Should+Billionaires+Exist

Caroline Korinke, Staff Writer

It is completely legal to be a billionaire. According to Forbes Business, there are an estimated 2,100 billionaires living across the globe. They amass their fortunes, grow their businesses, and give billions of dollars to charity. The legality of billionaires is perfectly reasonable: in a capitalist society, a person is well within their rights to build and expand their fortune. However, when billionaires get richer, a lot of people are pushed aside. Billionaires use their power to undermine and threaten democracy by buying political influence and financing campaigns. Their increase in wealth has statistically meant an increase in income equality. While billionaires might participate in philanthropy, it is simply not enough to justify their existence. If we want to protect our democracy and reduce poverty across the world, billionaires have got to go. 

This may sound extreme, but billionaires have proven, time and time again, that their negative effects on the world are sometimes illegal and, more often than not, immoral and irreversible. Scholars Benjamin Page, Jason Seawright, and Matthew Lacombe conducted an in depth study on the political effects of billionaires on our democracy. In their study, they found that, “Most US billionaires have given large amounts of money to advance unpopular, inequality-exacerbating, highly conservative economic policies.” Essentially, the study found that some of the richest people on the planet have spent millions of dollars influencing politics behind the scenes, expanding inequality and making it harder to tax billionaires. Many, if not all, do so quietly and anonymously, hiding their views from the public while pushing these views into law without public knowledge. The amount of power that any billionaire has is a threat to democracy in America and around the world. 

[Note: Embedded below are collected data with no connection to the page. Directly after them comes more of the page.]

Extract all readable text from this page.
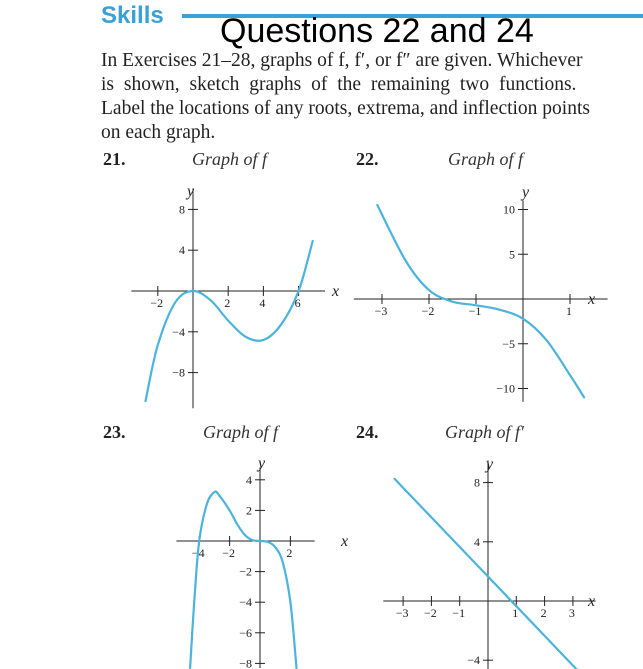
Skills Questions 22 and 24
In Exercises 21–28, graphs of f, f′, or f″ are given. Whichever
is shown, sketch graphs of the remaining two functions.
Label the locations of any roots, extrema, and inflection points
on each graph.
21.	Graph of f	22.	Graph of f
23.	Graph of f	24.	Graph of f′
−2	2 4 6
−8
−4
4
8
x
y
−3	−2	−1	1
−10
−5
5
10
x
y
−4 −2	2
−8
−6
−4
−2
2
4
x
y
−3 −2 −1	1 2 3
−4
4
8
x
y
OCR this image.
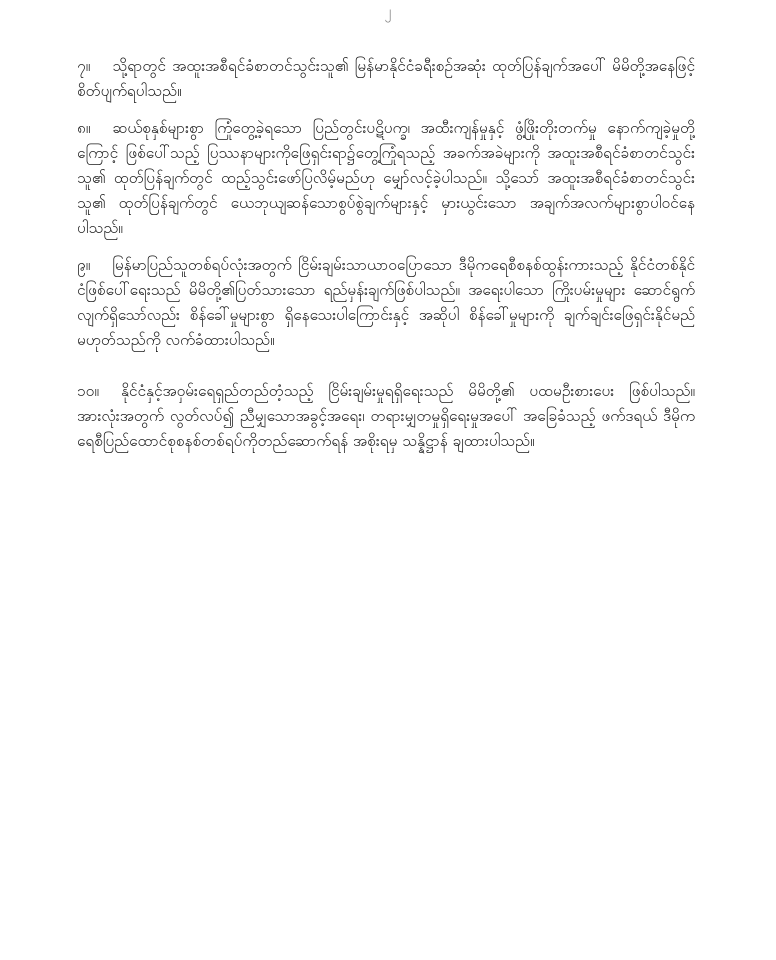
၂

၇။ သို့ရာတွင် အထူးအစီရင်ခံစာတင်သွင်းသူ၏ မြန်မာနိုင်ငံခရီးစဉ်အဆုံး ထုတ်ပြန်ချက်အပေါ် မိမိတို့အနေဖြင့် စိတ်ပျက်ရပါသည်။

၈။ ဆယ်စုနှစ်များစွာ ကြုံတွေ့ခဲ့ရသော ပြည်တွင်းပဋိပက္ခ၊ အထီးကျန်မှုနှင့် ဖွံ့ဖြိုးတိုးတက်မှု နောက်ကျခဲ့မှုတို့ကြောင့် ဖြစ်ပေါ်သည့် ပြဿနာများကိုဖြေရှင်းရာ၌တွေ့ကြုံရသည့် အခက်အခဲများကို အထူးအစီရင်ခံစာတင်သွင်းသူ၏ ထုတ်ပြန်ချက်တွင် ထည့်သွင်းဖော်ပြလိမ့်မည်ဟု မျှော်လင့်ခဲ့ပါသည်။ သို့သော် အထူးအစီရင်ခံစာတင်သွင်းသူ၏ ထုတ်ပြန်ချက်တွင် ယေဘုယျဆန်သောစွပ်စွဲချက်များနှင့် မှားယွင်းသော အချက်အလက်များစွာပါဝင်နေပါသည်။

၉။ မြန်မာပြည်သူတစ်ရပ်လုံးအတွက် ငြိမ်းချမ်းသာယာဝပြောသော ဒီမိုကရေစီစနစ်ထွန်းကားသည့် နိုင်ငံတစ်နိုင်ငံဖြစ်ပေါ်ရေးသည် မိမိတို့၏ပြတ်သားသော ရည်မှန်းချက်ဖြစ်ပါသည်။ အရေးပါသော ကြိုးပမ်းမှုများ ဆောင်ရွက်လျက်ရှိသော်လည်း စိန်ခေါ်မှုများစွာ ရှိနေသေးပါကြောင်းနှင့် အဆိုပါ စိန်ခေါ်မှုများကို ချက်ချင်းဖြေရှင်းနိုင်မည် မဟုတ်သည်ကို လက်ခံထားပါသည်။

၁၀။ နိုင်ငံနှင့်အဝှမ်းရေရှည်တည်တံ့သည့် ငြိမ်းချမ်းမှုရရှိရေးသည် မိမိတို့၏ ပထမဦးစားပေး ဖြစ်ပါသည်။အားလုံးအတွက် လွတ်လပ်၍ ညီမျှသောအခွင့်အရေး၊ တရားမျှတမှုရှိရေးမှုအပေါ် အခြေခံသည့် ဖက်ဒရယ် ဒီမိုကရေစီပြည်ထောင်စုစနစ်တစ်ရပ်ကိုတည်ဆောက်ရန် အစိုးရမှ သန္နိဋ္ဌာန် ချထားပါသည်။
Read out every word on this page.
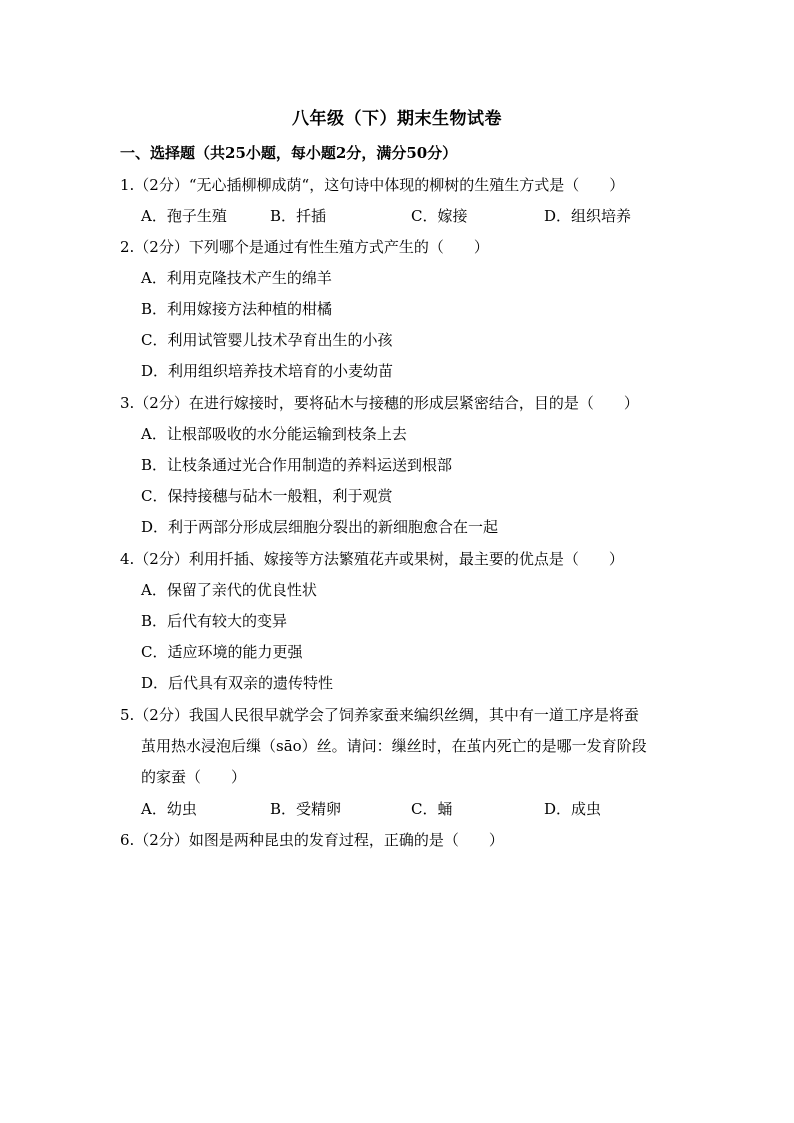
八年级（下）期末生物试卷
一、选择题（共25小题，每小题2分，满分50分）
1.（2分）“无心插柳柳成荫“，这句诗中体现的柳树的生殖生方式是（　　）
A．孢子生殖	B．扦插	C．嫁接	D．组织培养
2.（2分）下列哪个是通过有性生殖方式产生的（　　）
A．利用克隆技术产生的绵羊
B．利用嫁接方法种植的柑橘
C．利用试管婴儿技术孕育出生的小孩
D．利用组织培养技术培育的小麦幼苗
3.（2分）在进行嫁接时，要将砧木与接穗的形成层紧密结合，目的是（　　）
A．让根部吸收的水分能运输到枝条上去
B．让枝条通过光合作用制造的养料运送到根部
C．保持接穗与砧木一般粗，利于观赏
D．利于两部分形成层细胞分裂出的新细胞愈合在一起
4.（2分）利用扦插、嫁接等方法繁殖花卉或果树，最主要的优点是（　　）
A．保留了亲代的优良性状
B．后代有较大的变异
C．适应环境的能力更强
D．后代具有双亲的遗传特性
5.（2分）我国人民很早就学会了饲养家蚕来编织丝绸，其中有一道工序是将蚕
茧用热水浸泡后缫（sāo）丝。请问：缫丝时，在茧内死亡的是哪一发育阶段
的家蚕（　　）
A．幼虫	B．受精卵	C．蛹	D．成虫
6.（2分）如图是两种昆虫的发育过程，正确的是（　　）
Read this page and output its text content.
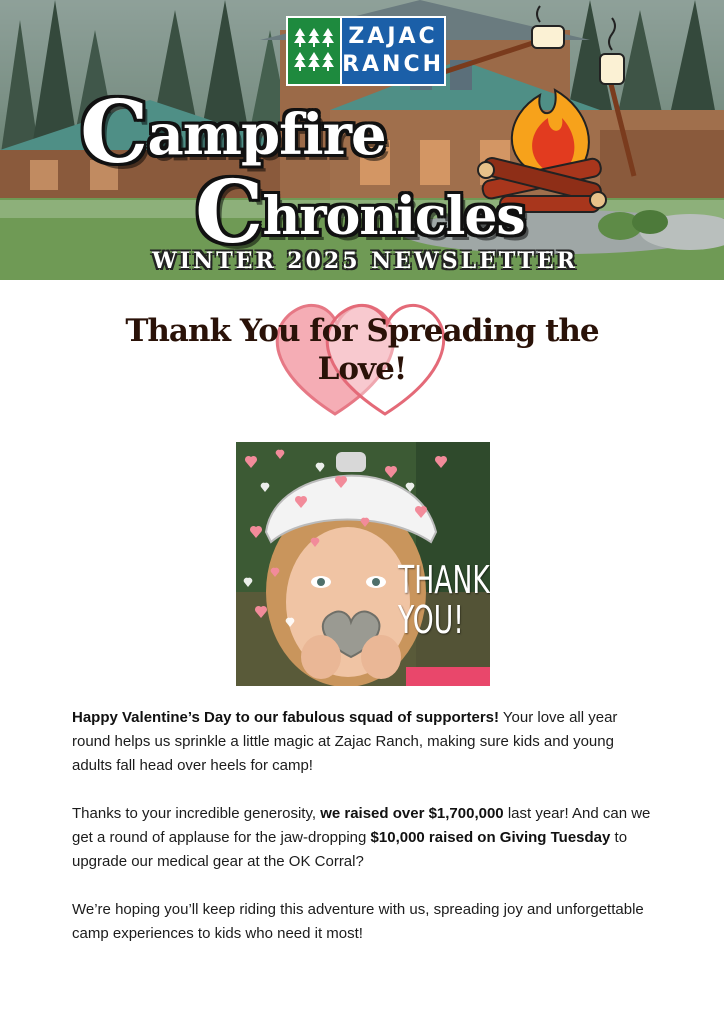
ZAJAC
RANCH
Campfire
Chronicles
WINTER 2025 NEWSLETTER
Thank You for Spreading the
Love!
THANK
YOU!

Happy Valentine’s Day to our fabulous squad of supporters! Your love all year round helps us sprinkle a little magic at Zajac Ranch, making sure kids and young adults fall head over heels for camp!

Thanks to your incredible generosity, we raised over $1,700,000 last year! And can we get a round of applause for the jaw-dropping $10,000 raised on Giving Tuesday to upgrade our medical gear at the OK Corral?

We’re hoping you’ll keep riding this adventure with us, spreading joy and unforgettable camp experiences to kids who need it most!
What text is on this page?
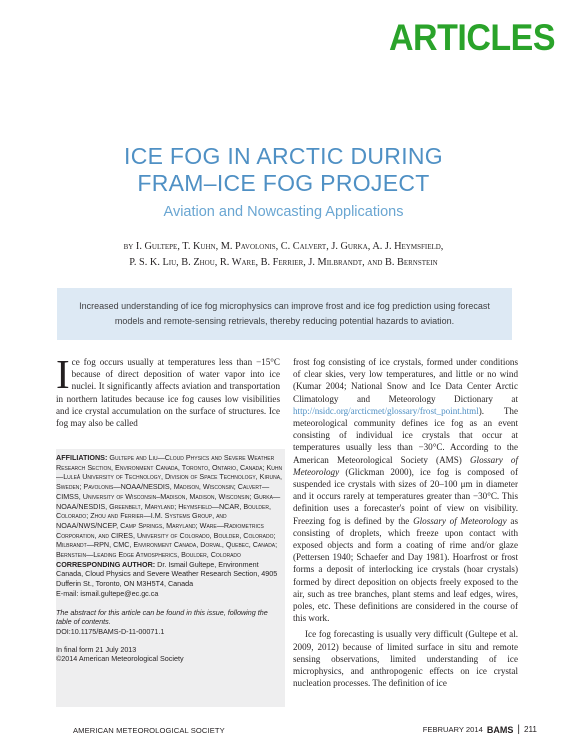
ARTICLES
ICE FOG IN ARCTIC DURING
FRAM–ICE FOG PROJECT
Aviation and Nowcasting Applications
by I. Gultepe, T. Kuhn, M. Pavolonis, C. Calvert, J. Gurka, A. J. Heymsfield,
P. S. K. Liu, B. Zhou, R. Ware, B. Ferrier, J. Milbrandt, and B. Bernstein

Increased understanding of ice fog microphysics can improve frost and ice fog prediction using forecast models and remote-sensing retrievals, thereby reducing potential hazards to aviation.

Ice fog occurs usually at temperatures less than −15°C because of direct deposition of water vapor into ice nuclei. It significantly affects aviation and transportation in northern latitudes because ice fog causes low visibilities and ice crystal accumulation on the surface of structures. Ice fog may also be called

AFFILIATIONS: Gultepe and Liu—Cloud Physics and Severe Weather Research Section, Environment Canada, Toronto, Ontario, Canada; Kuhn—Luleå University of Technology, Division of Space Technology, Kiruna, Sweden; Pavolonis—NOAA/NESDIS, Madison, Wisconsin; Calvert—CIMSS, University of Wisconsin–Madison, Madison, Wisconsin; Gurka—NOAA/NESDIS, Greenbelt, Maryland; Heymsfield—NCAR, Boulder, Colorado; Zhou and Ferrier—I.M. Systems Group, and NOAA/NWS/NCEP, Camp Springs, Maryland; Ware—Radiometrics Corporation, and CIRES, University of Colorado, Boulder, Colorado; Milbrandt—RPN, CMC, Environment Canada, Dorval, Quebec, Canada; Bernstein—Leading Edge Atmospherics, Boulder, Colorado

CORRESPONDING AUTHOR: Dr. Ismail Gultepe, Environment Canada, Cloud Physics and Severe Weather Research Section, 4905 Dufferin St., Toronto, ON M3H5T4, Canada

E-mail: ismail.gultepe@ec.gc.ca

The abstract for this article can be found in this issue, following the table of contents.

DOI:10.1175/BAMS-D-11-00071.1

In final form 21 July 2013

©2014 American Meteorological Society

frost fog consisting of ice crystals, formed under conditions of clear skies, very low temperatures, and little or no wind (Kumar 2004; National Snow and Ice Data Center Arctic Climatology and Meteorology Dictionary at http://nsidc.org/arcticmet/glossary/frost_point.html). The meteorological community defines ice fog as an event consisting of individual ice crystals that occur at temperatures usually less than −30°C. According to the American Meteorological Society (AMS) Glossary of Meteorology (Glickman 2000), ice fog is composed of suspended ice crystals with sizes of 20–100 μm in diameter and it occurs rarely at temperatures greater than −30°C. This definition uses a forecaster's point of view on visibility. Freezing fog is defined by the Glossary of Meteorology as consisting of droplets, which freeze upon contact with exposed objects and form a coating of rime and/or glaze (Pettersen 1940; Schaefer and Day 1981). Hoarfrost or frost forms a deposit of interlocking ice crystals (hoar crystals) formed by direct deposition on objects freely exposed to the air, such as tree branches, plant stems and leaf edges, wires, poles, etc. These definitions are considered in the course of this work.

Ice fog forecasting is usually very difficult (Gultepe et al. 2009, 2012) because of limited surface in situ and remote sensing observations, limited understanding of ice microphysics, and anthropogenic effects on ice crystal nucleation processes. The definition of ice

AMERICAN METEOROLOGICAL SOCIETY	FEBRUARY 2014 BAMS | 211
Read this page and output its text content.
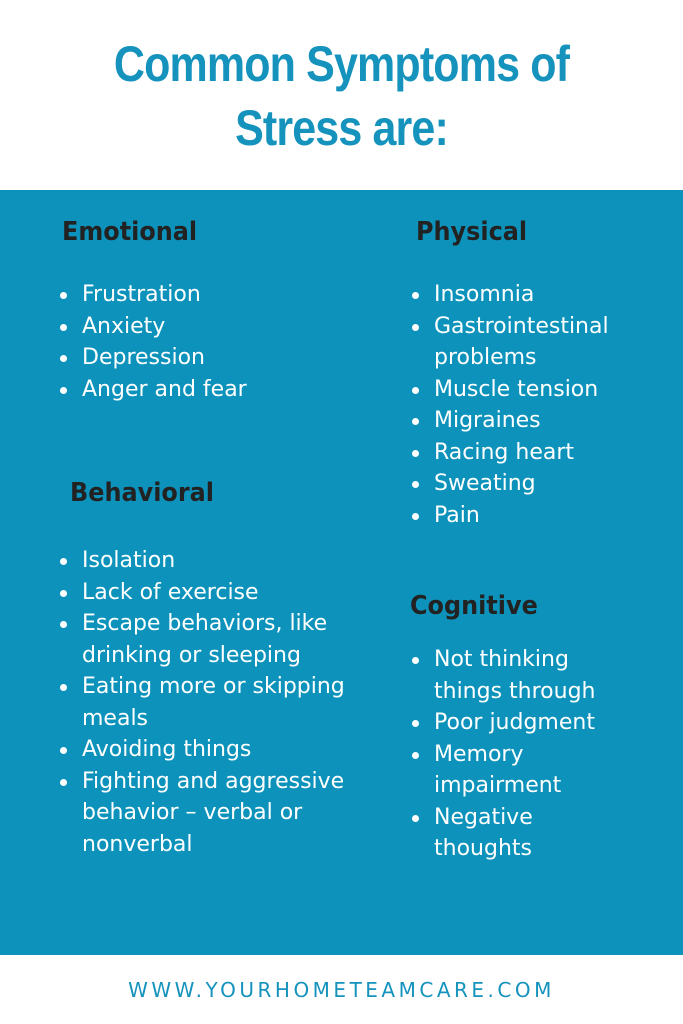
Common Symptoms of
Stress are:
Emotional
Frustration
Anxiety
Depression
Anger and fear
Behavioral
Isolation
Lack of exercise
Escape behaviors, like drinking or sleeping
Eating more or skipping meals
Avoiding things
Fighting and aggressive behavior – verbal or nonverbal
Physical
Insomnia
Gastrointestinal problems
Muscle tension
Migraines
Racing heart
Sweating
Pain
Cognitive
Not thinking things through
Poor judgment
Memory impairment
Negative thoughts
WWW.YOURHOMETEAMCARE.COM
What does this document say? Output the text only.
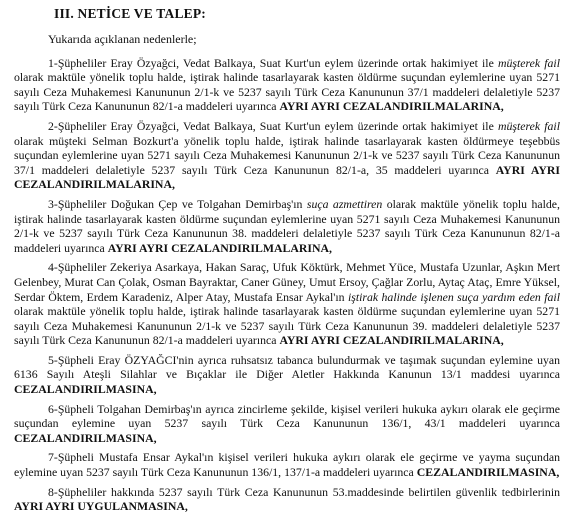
III. NETİCE VE TALEP:
Yukarıda açıklanan nedenlerle;
1-Şüpheliler Eray Özyağci, Vedat Balkaya, Suat Kurt'un eylem üzerinde ortak hakimiyet ile müşterek fail olarak maktüle yönelik toplu halde, iştirak halinde tasarlayarak kasten öldürme suçundan eylemlerine uyan 5271 sayılı Ceza Muhakemesi Kanununun 2/1-k ve 5237 sayılı Türk Ceza Kanununun 37/1 maddeleri delaletiyle 5237 sayılı Türk Ceza Kanununun 82/1-a maddeleri uyarınca AYRI AYRI CEZALANDIRILMALARINA,
2-Şüpheliler Eray Özyağci, Vedat Balkaya, Suat Kurt'un eylem üzerinde ortak hakimiyet ile müşterek fail olarak müşteki Selman Bozkurt'a yönelik toplu halde, iştirak halinde tasarlayarak kasten öldürmeye teşebbüs suçundan eylemlerine uyan 5271 sayılı Ceza Muhakemesi Kanununun 2/1-k ve 5237 sayılı Türk Ceza Kanununun 37/1 maddeleri delaletiyle 5237 sayılı Türk Ceza Kanununun 82/1-a, 35 maddeleri uyarınca AYRI AYRI CEZALANDIRILMALARINA,
3-Şüpheliler Doğukan Çep ve Tolgahan Demirbaş'ın suça azmettiren olarak maktüle yönelik toplu halde, iştirak halinde tasarlayarak kasten öldürme suçundan eylemlerine uyan 5271 sayılı Ceza Muhakemesi Kanununun 2/1-k ve 5237 sayılı Türk Ceza Kanununun 38. maddeleri delaletiyle 5237 sayılı Türk Ceza Kanununun 82/1-a maddeleri uyarınca AYRI AYRI CEZALANDIRILMALARINA,
4-Şüpheliler Zekeriya Asarkaya, Hakan Saraç, Ufuk Köktürk, Mehmet Yüce, Mustafa Uzunlar, Aşkın Mert Gelenbey, Murat Can Çolak, Osman Bayraktar, Caner Güney, Umut Ersoy, Çağlar Zorlu, Aytaç Ataç, Emre Yüksel, Serdar Öktem, Erdem Karadeniz, Alper Atay, Mustafa Ensar Aykal'ın iştirak halinde işlenen suça yardım eden fail olarak maktüle yönelik toplu halde, iştirak halinde tasarlayarak kasten öldürme suçundan eylemlerine uyan 5271 sayılı Ceza Muhakemesi Kanununun 2/1-k ve 5237 sayılı Türk Ceza Kanununun 39. maddeleri delaletiyle 5237 sayılı Türk Ceza Kanununun 82/1-a maddeleri uyarınca AYRI AYRI CEZALANDIRILMALARINA,
5-Şüpheli Eray ÖZYAĞCI'nin ayrıca ruhsatsız tabanca bulundurmak ve taşımak suçundan eylemine uyan 6136 Sayılı Ateşli Silahlar ve Bıçaklar ile Diğer Aletler Hakkında Kanunun 13/1 maddesi uyarınca CEZALANDIRILMASINA,
6-Şüpheli Tolgahan Demirbaş'ın ayrıca zincirleme şekilde, kişisel verileri hukuka aykırı olarak ele geçirme suçundan eylemine uyan 5237 sayılı Türk Ceza Kanununun 136/1, 43/1 maddeleri uyarınca CEZALANDIRILMASINA,
7-Şüpheli Mustafa Ensar Aykal'ın kişisel verileri hukuka aykırı olarak ele geçirme ve yayma suçundan eylemine uyan 5237 sayılı Türk Ceza Kanununun 136/1, 137/1-a maddeleri uyarınca CEZALANDIRILMASINA,
8-Şüpheliler hakkında 5237 sayılı Türk Ceza Kanununun 53.maddesinde belirtilen güvenlik tedbirlerinin AYRI AYRI UYGULANMASINA,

But what about philanthropy? Many billionaires support charities and organizations that benefit the lower classes. Senior Andrew Adams said, “Billionaires could either be exceptionally good for a community, depending on how they view an aspect, or really really bad.” Through philanthropy, a billionaire can use their wealth to impose their views on the lower classes, whether it helps us or not. Senior Kaelyn Whaley said, “Billionaires should share their money, either through taxes or donating it to charity because they’re too rich for their own good.” Philanthropy is often used as an example for why we should have billionaires. But charitable giving, even in billions of dollars, cannot offset the negative societal impact of billionaires. The only way to ensure that billionaires cannot meddle with our democracy is to take down the system that lets them buy and control our politics.